Researchers compared home-delivered prolonged exposure therapy - which helps patients confront memories and situations that trigger their symptoms - to the same treatment given in U.S. Veterans Affairs clinics, and found no difference in effectiveness.

“The best treatment for PTSD, with the most empirical support, can be delivered at no loss of effectiveness, directly into a veteran’s home, rather than having the veteran come into clinic,” lead study author Ron Acierno told Reuters Health by email.

“We can now save the travel time and bring the treatment right to them” if a veteran lives too far away to attend 12 to 15 weekly sessions, can’t take off work or feels stigmatized coming into the clinic, said Acierno, a psychologist and researcher with the Ralph H. Johnson VA Medical Center in Charleston, South Carolina.

For the study, published in Behaviour Research and Therapy, Acierno and colleagues recruited 132 veterans who had been diagnosed with PTSD, 127 of them men.

All the participants were assessed with standard PTSD scales designed to measure symptom severity and depression. They were then randomly assigned to two groups – each would receive 10 to 12 prolonged exposure therapy sessions, but one group would attend sessions at a VA medical center while the other would have sessions at home by video conference.

The participants who got treatment at home were provided with videoconferencing software to use on their own computers, tablets or smartphones. Videophones or tablets were provided to participants who didn’t own the proper equipment.

The researchers repeated the PTSD scales after three months of treatment and again three months later. They found that at both time points, the vets who were treated at home showed similar improvements in PTSD symptom severity as those treated in the clinic.

The at-home treatment scores for depression were not as good at three months, but by six months they were similar to the scores of the group treated in the clinic.

“Our effects with PTSD were just as good in person vs. home based telehealth,” Acierno said, “however, people doing the treatment via home-based telehealth did report more difficulty.”

About 33 percent of the at-home group did not complete the program compared to 19 percent of the clinic group.

Acierno said participants who dropped out reported difficulties such as feeling worried about losing control during exposures, the feeling they couldn’t tolerate assignments to go out in public and that imagined exposures made them feel bad.

Acierno said he and his collaborator Dr.

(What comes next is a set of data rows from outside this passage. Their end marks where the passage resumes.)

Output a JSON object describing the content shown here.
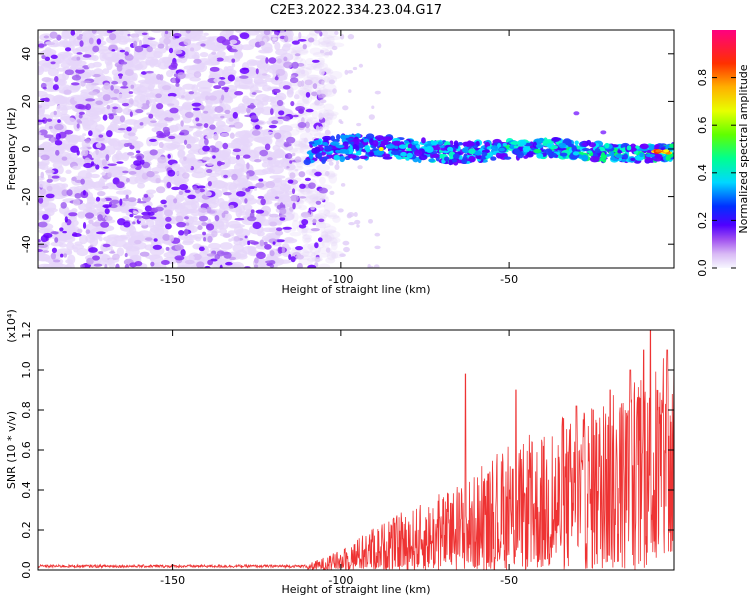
{
  "title": "C2E3.2022.334.23.04.G17",
  "chart_data": [
    {
      "type": "heatmap",
      "xlabel": "Height of straight line (km)",
      "ylabel": "Frequency (Hz)",
      "xlim": [
        -190,
        -1
      ],
      "ylim": [
        -50,
        50
      ],
      "xticks": [
        -150,
        -100,
        -50
      ],
      "yticks": [
        -40,
        -20,
        0,
        20,
        40
      ],
      "colorbar": {
        "label": "Normalized spectral amplitude",
        "range": [
          0,
          1
        ],
        "ticks": [
          "0.0",
          "0.2",
          "0.4",
          "0.6",
          "0.8"
        ]
      },
      "signal_band": {
        "x_start": -110,
        "x_end": -1,
        "freq_center": 0,
        "freq_halfwidth": 5
      },
      "noise_region": {
        "x_start": -190,
        "x_end": -105,
        "ylim": [
          -50,
          50
        ]
      }
    },
    {
      "type": "line",
      "xlabel": "Height of straight line (km)",
      "ylabel": "SNR (10 * v/v)",
      "scale_label": "(x10⁴)",
      "xlim": [
        -190,
        -1
      ],
      "ylim": [
        0,
        1.2
      ],
      "xticks": [
        -150,
        -100,
        -50
      ],
      "yticks": [
        "0.0",
        "0.2",
        "0.4",
        "0.6",
        "0.8",
        "1.0",
        "1.2"
      ],
      "series": [
        {
          "color": "#ee3333",
          "envelope_x": [
            -190,
            -110,
            -100,
            -90,
            -80,
            -70,
            -60,
            -50,
            -40,
            -30,
            -20,
            -10,
            -5,
            -1
          ],
          "envelope_y": [
            0.02,
            0.03,
            0.1,
            0.22,
            0.3,
            0.38,
            0.48,
            0.6,
            0.68,
            0.78,
            0.88,
            0.95,
            1.05,
            1.12
          ],
          "spike_x": [
            -63,
            -48,
            -30,
            -25,
            -20,
            -14,
            -10,
            -8,
            -3
          ],
          "spike_y": [
            0.98,
            0.9,
            0.82,
            0.8,
            0.9,
            1.0,
            1.1,
            1.2,
            1.1
          ]
        }
      ]
    }
  ]
}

Melba Hernandez-Tejada are exploring the idea of pairing peers who have been through prolonged exposure therapy and no longer meet criteria for PTSD with veterans currently receiving the treatment via telehealth to help them through the difficult parts of the therapy.

Acierno said the Charleston VA currently offers the home-based therapy to patients.

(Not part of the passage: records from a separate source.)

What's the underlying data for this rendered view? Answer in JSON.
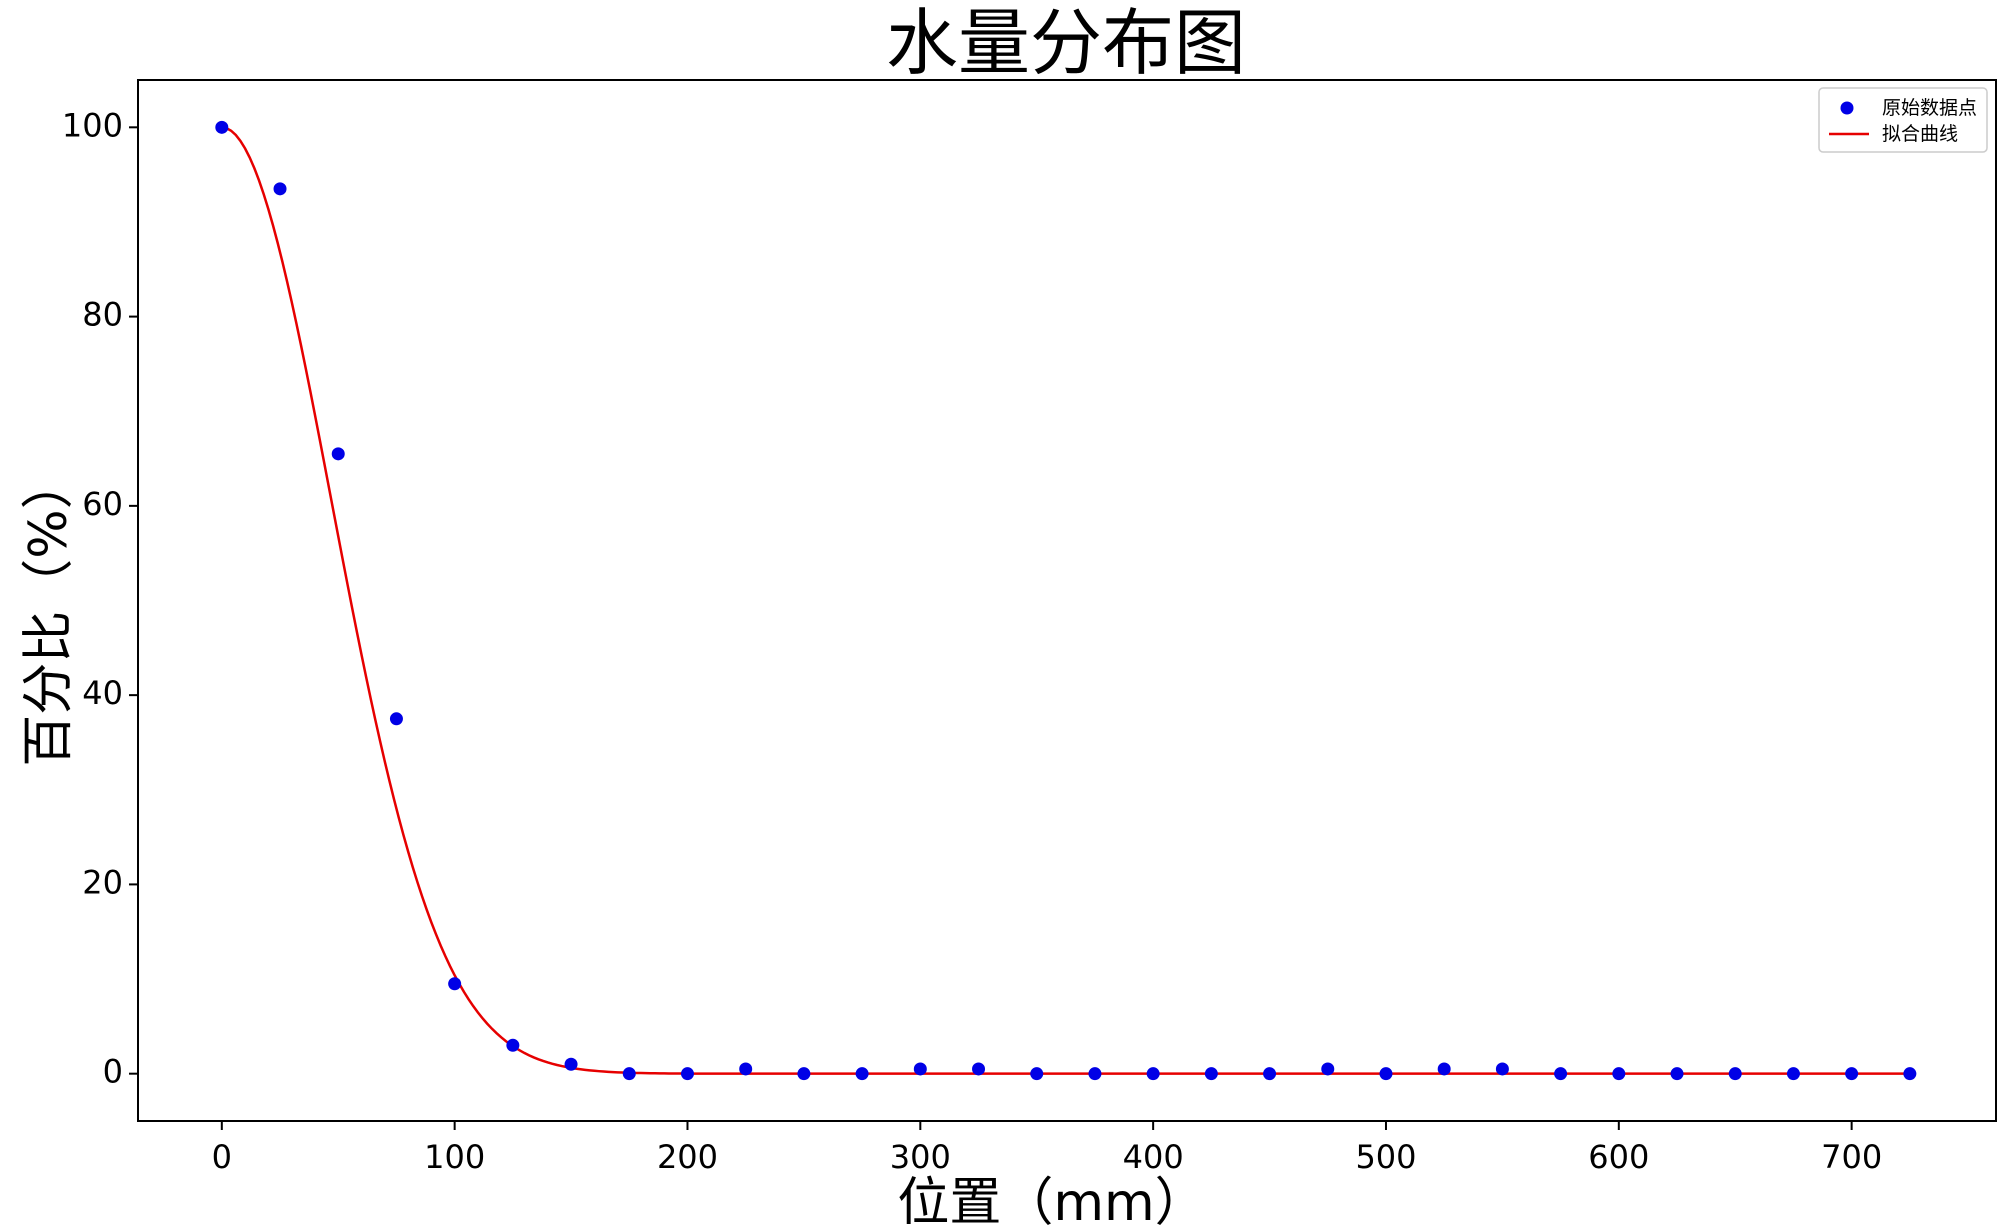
{
  "chart_data": {
    "type": "scatter",
    "title": "水量分布图",
    "xlabel": "位置（mm）",
    "ylabel": "百分比（%）",
    "xlim": [
      -36,
      762
    ],
    "ylim": [
      -5,
      105
    ],
    "xticks": [
      0,
      100,
      200,
      300,
      400,
      500,
      600,
      700
    ],
    "yticks": [
      0,
      20,
      40,
      60,
      80,
      100
    ],
    "grid": false,
    "legend_position": "top-right",
    "series": [
      {
        "name": "原始数据点",
        "kind": "scatter",
        "color": "#0000e6",
        "x": [
          0,
          25,
          50,
          75,
          100,
          125,
          150,
          175,
          200,
          225,
          250,
          275,
          300,
          325,
          350,
          375,
          400,
          425,
          450,
          475,
          500,
          525,
          550,
          575,
          600,
          625,
          650,
          675,
          700,
          725
        ],
        "y": [
          100,
          93.5,
          65.5,
          37.5,
          9.5,
          3,
          1,
          0,
          0,
          0.5,
          0,
          0,
          0.5,
          0.5,
          0,
          0,
          0,
          0,
          0,
          0.5,
          0,
          0.5,
          0.5,
          0,
          0,
          0,
          0,
          0,
          0,
          0
        ]
      },
      {
        "name": "拟合曲线",
        "kind": "line",
        "color": "#e60000",
        "curve": "gaussian",
        "amplitude": 100,
        "sigma": 47
      }
    ]
  }
}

“We have had tremendous response combining home telehealth with peer support during exposure, which is new,” Acierno said, adding that in the past peers were involved only to encourage people to get into treatment, not actually helping to perform the treatment.

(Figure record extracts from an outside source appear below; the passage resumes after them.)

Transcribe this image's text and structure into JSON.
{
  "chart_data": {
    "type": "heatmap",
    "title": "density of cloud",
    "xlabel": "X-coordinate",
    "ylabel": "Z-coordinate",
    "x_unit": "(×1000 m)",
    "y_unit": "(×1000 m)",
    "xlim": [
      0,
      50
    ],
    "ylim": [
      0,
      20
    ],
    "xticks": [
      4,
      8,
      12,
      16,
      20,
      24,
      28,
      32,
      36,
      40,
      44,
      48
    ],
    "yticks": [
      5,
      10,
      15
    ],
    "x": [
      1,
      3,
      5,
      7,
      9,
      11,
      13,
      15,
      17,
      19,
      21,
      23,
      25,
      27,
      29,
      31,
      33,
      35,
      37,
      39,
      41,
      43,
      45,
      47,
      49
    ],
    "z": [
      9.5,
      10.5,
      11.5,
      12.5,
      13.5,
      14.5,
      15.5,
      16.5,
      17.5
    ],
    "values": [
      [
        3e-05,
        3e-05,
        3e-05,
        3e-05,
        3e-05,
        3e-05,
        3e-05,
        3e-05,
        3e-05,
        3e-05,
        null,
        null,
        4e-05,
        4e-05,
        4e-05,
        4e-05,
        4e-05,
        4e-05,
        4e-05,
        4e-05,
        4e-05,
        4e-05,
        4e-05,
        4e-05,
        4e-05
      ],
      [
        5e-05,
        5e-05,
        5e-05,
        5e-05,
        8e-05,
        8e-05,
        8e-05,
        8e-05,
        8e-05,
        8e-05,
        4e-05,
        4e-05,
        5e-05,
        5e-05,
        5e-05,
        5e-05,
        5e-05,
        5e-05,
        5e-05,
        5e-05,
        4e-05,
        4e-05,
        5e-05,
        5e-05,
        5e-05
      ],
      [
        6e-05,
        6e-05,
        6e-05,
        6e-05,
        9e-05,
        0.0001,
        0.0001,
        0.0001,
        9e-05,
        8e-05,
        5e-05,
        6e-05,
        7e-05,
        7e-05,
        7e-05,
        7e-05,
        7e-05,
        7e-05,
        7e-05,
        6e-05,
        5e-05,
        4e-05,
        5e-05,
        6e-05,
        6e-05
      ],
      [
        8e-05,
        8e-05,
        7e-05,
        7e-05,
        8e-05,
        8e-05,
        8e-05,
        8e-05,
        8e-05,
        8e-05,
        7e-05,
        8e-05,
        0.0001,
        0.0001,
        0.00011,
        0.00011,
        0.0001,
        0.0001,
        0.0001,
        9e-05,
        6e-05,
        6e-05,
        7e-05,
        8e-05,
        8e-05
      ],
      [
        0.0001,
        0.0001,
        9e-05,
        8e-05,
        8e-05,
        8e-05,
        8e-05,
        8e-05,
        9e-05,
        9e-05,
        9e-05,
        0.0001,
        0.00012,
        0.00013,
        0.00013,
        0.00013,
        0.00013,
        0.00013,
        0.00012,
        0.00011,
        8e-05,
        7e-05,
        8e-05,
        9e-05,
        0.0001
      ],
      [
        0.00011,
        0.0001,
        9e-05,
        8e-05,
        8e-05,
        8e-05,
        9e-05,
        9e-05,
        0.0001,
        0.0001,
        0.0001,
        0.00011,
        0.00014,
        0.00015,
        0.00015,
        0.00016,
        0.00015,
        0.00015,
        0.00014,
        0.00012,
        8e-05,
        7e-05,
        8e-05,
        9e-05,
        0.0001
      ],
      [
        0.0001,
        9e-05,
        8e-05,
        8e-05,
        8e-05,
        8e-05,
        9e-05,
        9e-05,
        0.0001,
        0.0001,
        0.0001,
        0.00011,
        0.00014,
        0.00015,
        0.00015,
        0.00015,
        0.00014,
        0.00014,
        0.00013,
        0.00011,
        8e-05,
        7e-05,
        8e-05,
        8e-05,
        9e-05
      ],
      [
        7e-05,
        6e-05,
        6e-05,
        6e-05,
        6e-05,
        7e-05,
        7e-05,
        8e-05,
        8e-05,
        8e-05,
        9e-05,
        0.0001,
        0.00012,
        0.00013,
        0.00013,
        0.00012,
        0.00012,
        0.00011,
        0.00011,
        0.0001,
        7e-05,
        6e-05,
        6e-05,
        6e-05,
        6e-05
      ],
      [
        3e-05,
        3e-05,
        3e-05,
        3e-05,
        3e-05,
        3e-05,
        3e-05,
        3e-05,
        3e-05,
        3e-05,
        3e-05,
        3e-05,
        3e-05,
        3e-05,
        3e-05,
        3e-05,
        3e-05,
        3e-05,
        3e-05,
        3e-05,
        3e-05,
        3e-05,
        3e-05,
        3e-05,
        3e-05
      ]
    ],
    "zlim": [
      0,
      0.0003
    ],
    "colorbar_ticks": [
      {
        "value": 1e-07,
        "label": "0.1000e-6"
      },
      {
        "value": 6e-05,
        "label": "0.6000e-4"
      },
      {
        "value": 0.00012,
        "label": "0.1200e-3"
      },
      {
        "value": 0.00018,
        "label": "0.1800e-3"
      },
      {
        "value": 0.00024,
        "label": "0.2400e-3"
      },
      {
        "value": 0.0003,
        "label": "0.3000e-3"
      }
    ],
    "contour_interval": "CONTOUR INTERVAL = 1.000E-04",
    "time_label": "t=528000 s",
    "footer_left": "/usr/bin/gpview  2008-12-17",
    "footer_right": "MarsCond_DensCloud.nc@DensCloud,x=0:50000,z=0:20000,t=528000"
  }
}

Peter Kane, a psychologist at the University of Wisconsin in Madison said the study was able to show that, at least in the VA health system, effective PTSD treatments can be successfully delivered in multiple ways.

“Patients with PTSD could be treated effectively in the clinic or by using home based telehealth,” Kane said. The findings are especially important given the common barriers that make it harder for those who need these services to access them, he noted.

“Studies such as this one may change how mental health services are delivered in general, not just for PTSD or within the VA system,” Kane said. “It may be the case at some point in the future that mental health clinics may offer home based telehealth as an alternative to traditionally clinic-based care.”